С этими словами Ратленд отдал свой бокал Виталику и сделал шаг наружу.
– Стойте! – вскричала мадемуазель Мари и для верности даже ухватила дирижера за рукав. – Да стойте же!
Винсент развернулся.
– Вы… вы где-то поранились! – мадемуазель Мари без церемоний, но трепетно протянула руку с платочком к левой скуле Винсента, дотронулась до пореза и показала ему: – Кровь…

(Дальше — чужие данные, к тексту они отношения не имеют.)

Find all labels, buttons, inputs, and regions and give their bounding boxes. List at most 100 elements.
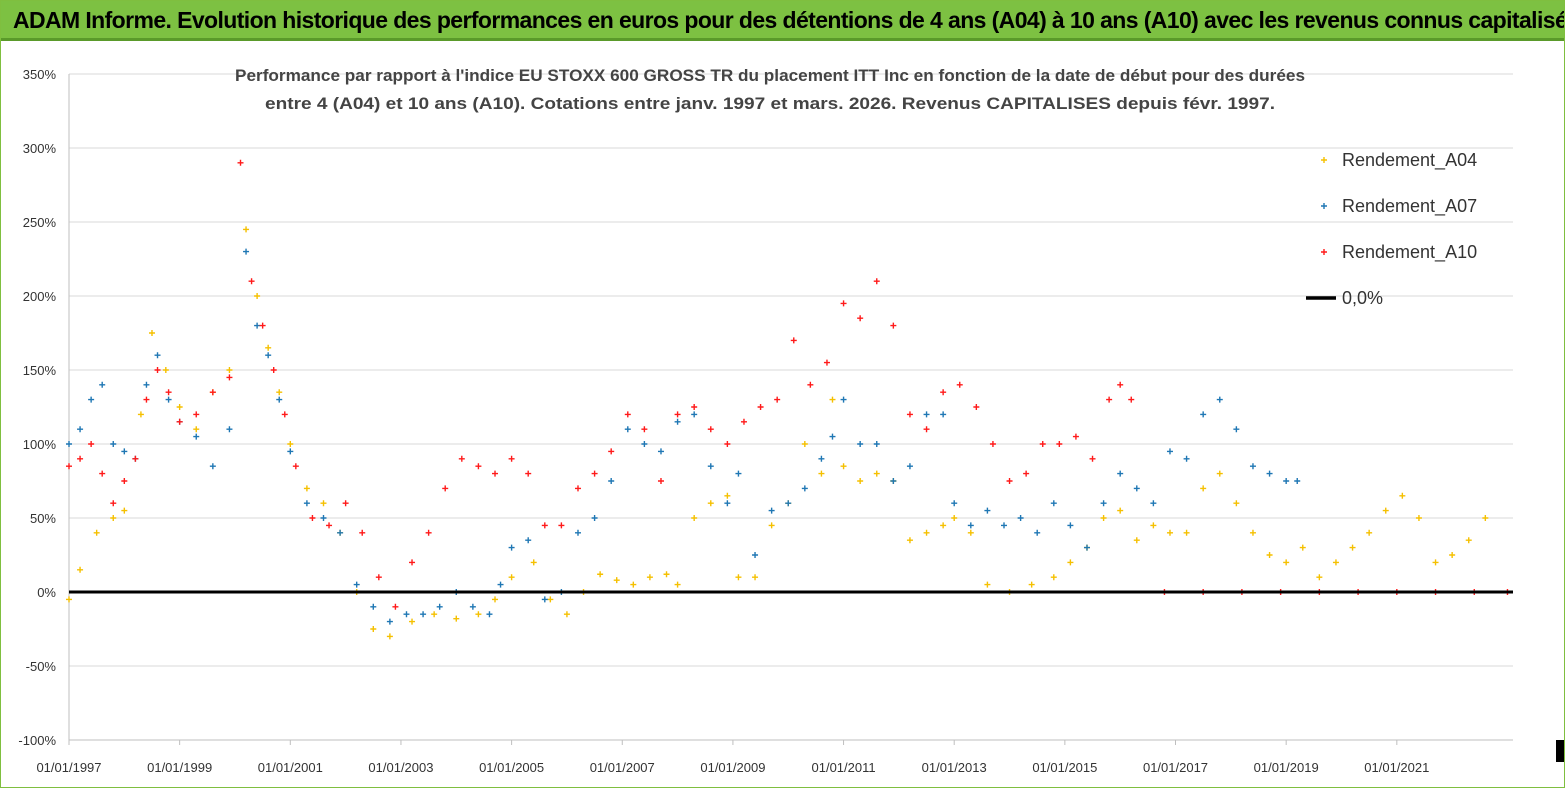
data-point: [1266, 470, 1273, 477]
data-point: [707, 463, 714, 470]
y-tick-label: 0%: [37, 585, 56, 600]
data-point: [77, 566, 84, 573]
data-point: [735, 470, 742, 477]
data-point: [337, 529, 344, 536]
data-point: [674, 411, 681, 418]
data-point: [641, 441, 648, 447]
data-point: [143, 396, 150, 403]
data-point: [248, 278, 255, 285]
data-point: [132, 455, 139, 462]
data-point: [77, 455, 84, 462]
y-tick-label: 150%: [23, 363, 57, 378]
data-point: [1117, 381, 1124, 388]
y-tick-label: 50%: [30, 511, 56, 526]
data-point: [840, 463, 847, 470]
data-point: [1028, 581, 1035, 588]
legend-marker: [1321, 157, 1327, 163]
data-point: [176, 418, 183, 425]
data-point: [508, 574, 515, 581]
data-point: [458, 455, 465, 462]
data-point: [530, 559, 537, 566]
data-point: [265, 352, 272, 359]
data-point: [541, 596, 548, 603]
data-point: [1089, 455, 1096, 462]
data-point: [940, 389, 947, 396]
data-point: [353, 581, 360, 588]
x-tick-label: 01/01/1997: [36, 760, 101, 775]
data-point: [1465, 537, 1472, 544]
data-point: [873, 278, 880, 285]
y-tick-label: 100%: [23, 437, 57, 452]
data-point: [574, 529, 581, 536]
data-point: [303, 500, 310, 507]
data-point: [663, 571, 670, 578]
data-point: [386, 618, 393, 625]
data-point: [326, 522, 333, 529]
data-point: [674, 581, 681, 588]
legend-label: 0,0%: [1342, 288, 1383, 308]
data-point: [320, 500, 327, 507]
chart-title-line: entre 4 (A04) et 10 ans (A10). Cotations…: [265, 94, 1275, 113]
x-axis-ticks: 01/01/1997 01/01/1999 01/01/2001 01/01/2003…: [36, 740, 1429, 775]
y-tick-label: -50%: [26, 659, 57, 674]
data-point: [162, 367, 169, 373]
data-point: [442, 485, 449, 492]
data-point: [1023, 470, 1030, 477]
data-point: [1183, 529, 1190, 536]
legend-marker: [1321, 203, 1327, 209]
data-point: [226, 367, 233, 373]
x-tick-label: 01/01/1999: [147, 760, 212, 775]
data-point: [475, 463, 482, 470]
data-point: [1117, 470, 1124, 477]
banner: ADAM Informe. Evolution historique des p…: [1, 1, 1564, 41]
data-point: [840, 396, 847, 403]
data-point: [342, 500, 349, 507]
data-point: [287, 441, 294, 447]
data-point: [243, 248, 250, 255]
data-point: [110, 515, 117, 521]
data-point: [176, 404, 183, 410]
data-point: [1150, 522, 1157, 529]
data-point: [508, 544, 515, 551]
x-tick-label: 01/01/2001: [258, 760, 323, 775]
data-point: [630, 581, 637, 588]
data-point: [409, 559, 416, 566]
data-point: [292, 463, 299, 470]
data-point: [492, 470, 499, 477]
data-point: [724, 441, 731, 447]
data-point: [1150, 500, 1157, 507]
data-point: [608, 448, 615, 455]
data-point: [956, 381, 963, 388]
data-point: [1133, 485, 1140, 492]
data-point: [906, 463, 913, 470]
data-point: [1166, 448, 1173, 455]
data-point: [1106, 396, 1113, 403]
data-point: [281, 411, 288, 418]
data-point: [1100, 500, 1107, 507]
data-point: [226, 374, 233, 381]
data-point: [608, 478, 615, 484]
data-point: [541, 522, 548, 529]
data-point: [752, 574, 759, 581]
data-point: [1056, 441, 1063, 447]
x-tick-label: 01/01/2019: [1254, 760, 1319, 775]
data-point: [857, 315, 864, 322]
data-point: [88, 441, 95, 447]
data-point: [1415, 515, 1422, 521]
data-point: [403, 611, 410, 618]
data-point: [1200, 485, 1207, 492]
data-point: [1072, 433, 1079, 440]
data-point: [121, 478, 128, 484]
data-point: [707, 426, 714, 433]
data-point: [154, 352, 161, 359]
data-point: [270, 367, 277, 373]
legend-marker: [1321, 249, 1327, 255]
data-point: [392, 603, 399, 610]
data-point: [657, 448, 664, 455]
data-point: [110, 441, 117, 447]
data-point: [137, 411, 144, 418]
data-point: [1034, 529, 1041, 536]
x-tick-label: 01/01/2009: [700, 760, 765, 775]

Ратленд забрал у арфистки многострадальный платок, пробормотал что-то об аудировании, по понятным причинам перенесенном на неделю, вложил ей в руку свой платок – чистый – и пошел домой, в Крапивенский. Его ждал камень цвета цин – первая остановка на пути к победе или к поражению.
Либретто: I Due Giovanni
Либретто оперы I Due Giovanni восстановила из немецкого перевода чудом уцелевшей копии итальянского оригинала Мария Федоровна Ордынцева. Эта выдающаяся русская арфистка рассказала своему сыну, что после Октябрьского переворота копию привез в Париж один из скрипачей Большого театра, но кто выполнил перевод на немецкий язык и как он попал к М. Ф. Ордынцевой, неизвестно. Во время бурных событий времен Второй мировой войны немецкий экземпляр пропал из вещей сына Марии Александра, но тем не менее он счел своим патриотическим долгом переслать на Родину и перевод, выполненный матерью, принимавшей участие в легендарной постановке Большого, и принадлежавшие ей ноты. Сам Александр Ордынцев вернулся в Россию после войны при обстоятельствах, не имеющих значения для нашего рассказа.
Музыковеды полагают, что либретто было оформлено втекст литературным отделом Большого театра из пяти страничек набросков автора на итальянском языке и по его устным указаниям: главной задачей композитора в пари была все-таки музыка, а не тексты арий, в написании которых принял участие поэт, величие которого тогда понимали не все. Так же, как и композитор, он подписал свой труд лишь латинскими инициалами – «AB». Ввиду того что перед композитором с инициалами «VR» была поставлена задача написать «настоящую итальянскую оперу», либретто было переведено им же на язык Мандзони[63] и Верди (кроме сцены ссоры Джованни и Чезаре в конце первого акта, написанной по-испански). В лучших традициях итальянских опер действие мало связано с исторической правдой, но так как автор, по-видимому, был достаточно хорошо с ней знаком, опера имеет подзаголовок «Сон в трех действиях».